3. Rangordnung: Eine besondere Bedeutung wird i.d.R. der Einschätzung der Fähigkeiten und persönlichen Merkmale des Entrepreneurs bzw. des Start-up-Managements eingeräumt. Eine eindeutige Rangordnung all dieser Kriterien fehlt jedoch bisher, weil die Wichtigkeit in der Entscheidung mit der jeweils eingenommenen Perspektive und der betrachteten Investment-Phase schwankt. So scheinen vorab durch Venture Capital-Gesellschaften (VCG) zur Beurteilung eines Ventures vor allem die Charakteristika und Fähigkeiten des Start-up-Managements und in zweiter Linie dann Marktgröße und -wachstum sowie die finanzielle Seite mit der erwarteten Rendite herangezogen zu werden. Aus einer Ex-post-Betrachtung heraus, die eher die Erfolgsfaktoren der Start-up-Unternehmen beleuchtet, scheinen dagegen neben der Qualität des Managementteams die Marktakzeptanz des Produkts und Schutzmöglichkeiten gegenüber dem Wettbewerb bedeutsamer zu sein. Noch ein anderes Bild ergibt sich bei einem Blick auf die Investment-Phasen. In der Screening-Phase dienen zunächst hauptsächlich Anforderungen der VCG an ein Investment wie Investitionsvolumen, Branche des Start-up-Unternehmens, Finanzierungsphase und auch geographische Lage, die sich aus der in der Satzung gegenüber den Investoren festgeschriebenen Investmentstrategie ergeben, als Ausschlusskriterien, die unbedingt erfüllt sein müssen.
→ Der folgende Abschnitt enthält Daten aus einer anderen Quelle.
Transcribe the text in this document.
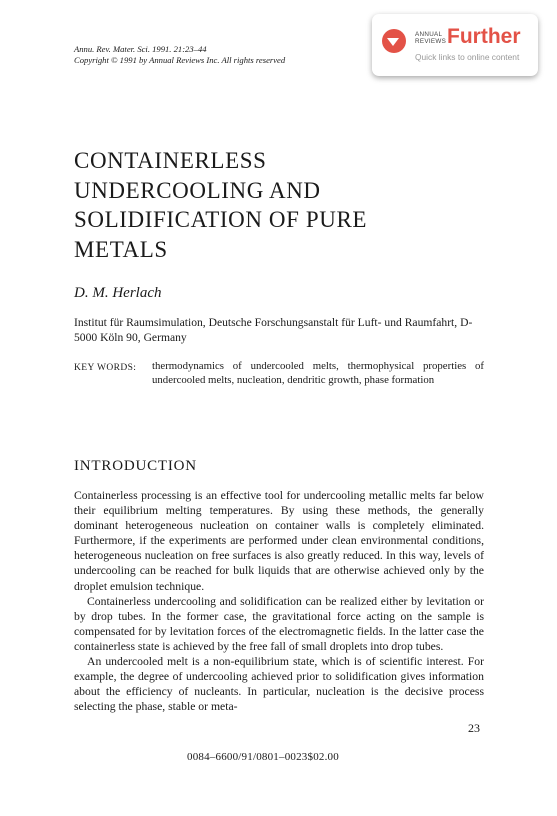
Annu. Rev. Mater. Sci. 1991. 21:23–44
Copyright © 1991 by Annual Reviews Inc. All rights reserved
ANNUAL
REVIEWS Further
Quick links to online content
CONTAINERLESS
UNDERCOOLING AND
SOLIDIFICATION OF PURE
METALS
D. M. Herlach
Institut für Raumsimulation, Deutsche Forschungsanstalt für Luft- und Raumfahrt, D-5000 Köln 90, Germany
KEY WORDS: thermodynamics of undercooled melts, thermophysical properties of undercooled melts, nucleation, dendritic growth, phase formation
INTRODUCTION

Containerless processing is an effective tool for undercooling metallic melts far below their equilibrium melting temperatures. By using these methods, the generally dominant heterogeneous nucleation on container walls is completely eliminated. Furthermore, if the experiments are performed under clean environmental conditions, heterogeneous nucleation on free surfaces is also greatly reduced. In this way, levels of undercooling can be reached for bulk liquids that are otherwise achieved only by the droplet emulsion technique.

Containerless undercooling and solidification can be realized either by levitation or by drop tubes. In the former case, the gravitational force acting on the sample is compensated for by levitation forces of the electromagnetic fields. In the latter case the containerless state is achieved by the free fall of small droplets into drop tubes.

An undercooled melt is a non-equilibrium state, which is of scientific interest. For example, the degree of undercooling achieved prior to solidification gives information about the efficiency of nucleants. In particular, nucleation is the decisive process selecting the phase, stable or meta-

23
0084–6600/91/0801–0023$02.00
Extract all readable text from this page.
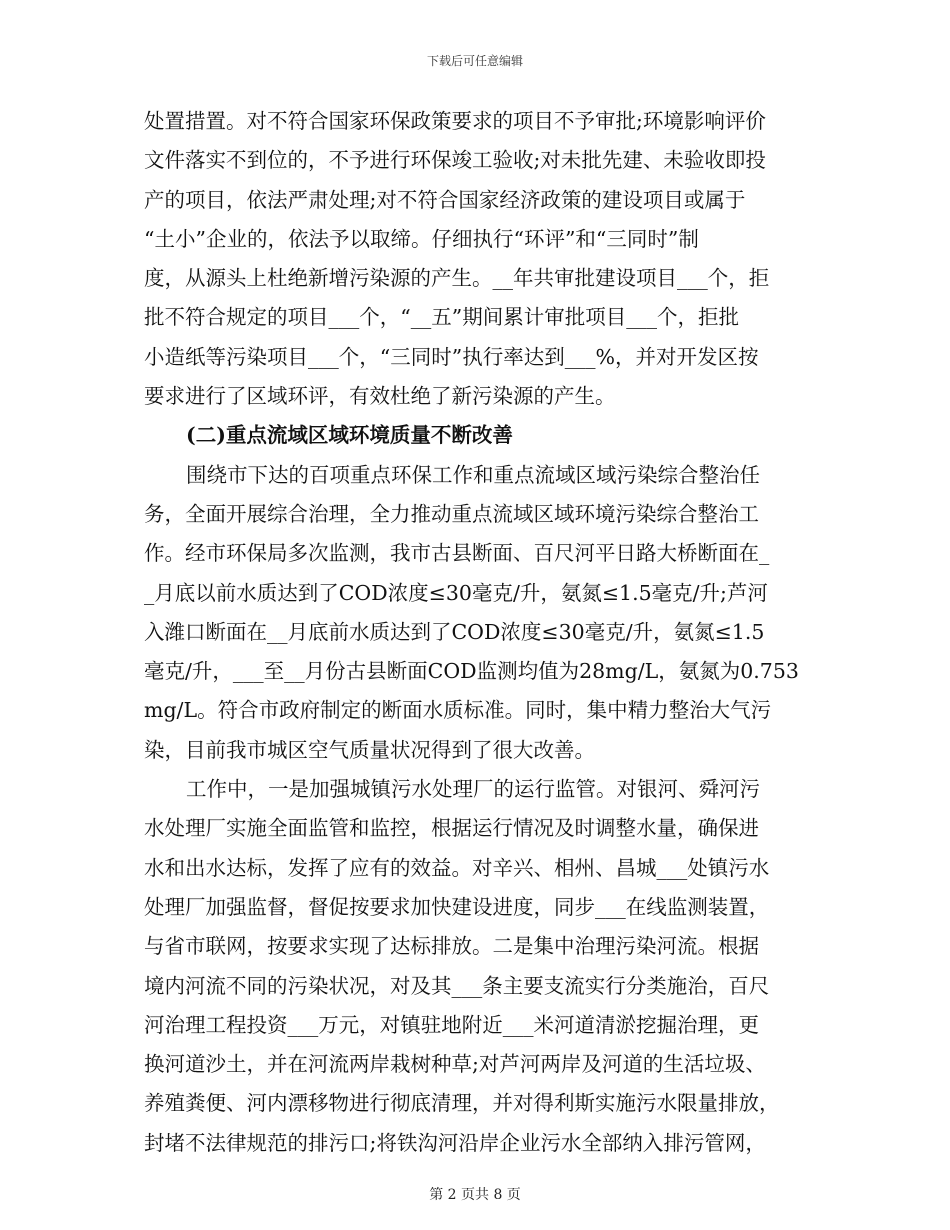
下载后可任意编辑
处置措置。对不符合国家环保政策要求的项目不予审批;环境影响评价
文件落实不到位的，不予进行环保竣工验收;对未批先建、未验收即投
产的项目，依法严肃处理;对不符合国家经济政策的建设项目或属于
“土小”企业的，依法予以取缔。仔细执行“环评”和“三同时”制
度，从源头上杜绝新增污染源的产生。__年共审批建设项目___个，拒
批不符合规定的项目___个，“__五”期间累计审批项目___个，拒批
小造纸等污染项目___个，“三同时”执行率达到___%，并对开发区按
要求进行了区域环评，有效杜绝了新污染源的产生。
(二)重点流域区域环境质量不断改善
围绕市下达的百项重点环保工作和重点流域区域污染综合整治任
务，全面开展综合治理，全力推动重点流域区域环境污染综合整治工
作。经市环保局多次监测，我市古县断面、百尺河平日路大桥断面在_
_月底以前水质达到了COD浓度≤30毫克/升，氨氮≤1.5毫克/升;芦河
入潍口断面在__月底前水质达到了COD浓度≤30毫克/升，氨氮≤1.5
毫克/升，___至__月份古县断面COD监测均值为28mg/L，氨氮为0.753
mg/L。符合市政府制定的断面水质标准。同时，集中精力整治大气污
染，目前我市城区空气质量状况得到了很大改善。
工作中，一是加强城镇污水处理厂的运行监管。对银河、舜河污
水处理厂实施全面监管和监控，根据运行情况及时调整水量，确保进
水和出水达标，发挥了应有的效益。对辛兴、相州、昌城___处镇污水
处理厂加强监督，督促按要求加快建设进度，同步___在线监测装置，
与省市联网，按要求实现了达标排放。二是集中治理污染河流。根据
境内河流不同的污染状况，对及其___条主要支流实行分类施治，百尺
河治理工程投资___万元，对镇驻地附近___米河道清淤挖掘治理，更
换河道沙土，并在河流两岸栽树种草;对芦河两岸及河道的生活垃圾、
养殖粪便、河内漂移物进行彻底清理，并对得利斯实施污水限量排放，
封堵不法律规范的排污口;将铁沟河沿岸企业污水全部纳入排污管网，
第 2 页共 8 页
In der weiteren Evaluierung treten dann die anderen, auf die Qualität des Unternehmens gerichteten Kriterien in den Vordergrund. Sie folgen weniger einem Ausschluss- als einem kompensatorischen Prinzip.
4. Probleme: Probleme treten sowohl in der Bestimmung der relevanten Entscheidungskriterien als auch in deren Anwendung auf. Neben anderen methodischen Schwierigkeiten bei der Bestimmung der durch VCG verwendeten Kriterien bestehen z.B. Zweifel, ob VCG ihren eigenen Entscheidungsprozess bewusst durchdrungen haben. Venture Capitalists scheinen nur über eine unzureichende Genauigkeit in der Selbstbeobachtung ihrer verwendeten Entscheidungskriterien zu verfügen und tendenziell die am wenigsten wichtigen Kriterien bei der Begründung ihrer Entscheidung über zu betonen. Auf der anderen Seite gibt es Indikationen, dass sowohl unerfahrene als auch sehr erfahrene Venture Capitalists weniger zuverlässig und effektiv in ihren Entscheidungen sind als moderat erfahrene Venture Capitalists. Bei unerfahrenen Venture Capitalists mag ein Grund in der unzureichenden Strukturierung der Informationsflut liegen, sehr erfahrene Venture Capitalists scheinen sich dagegen verstärkt auf Automatismen und gewonnene Intuition zu verlassen, die zu Voreingenommenheit und fehlerhaften Einschätzungen führen.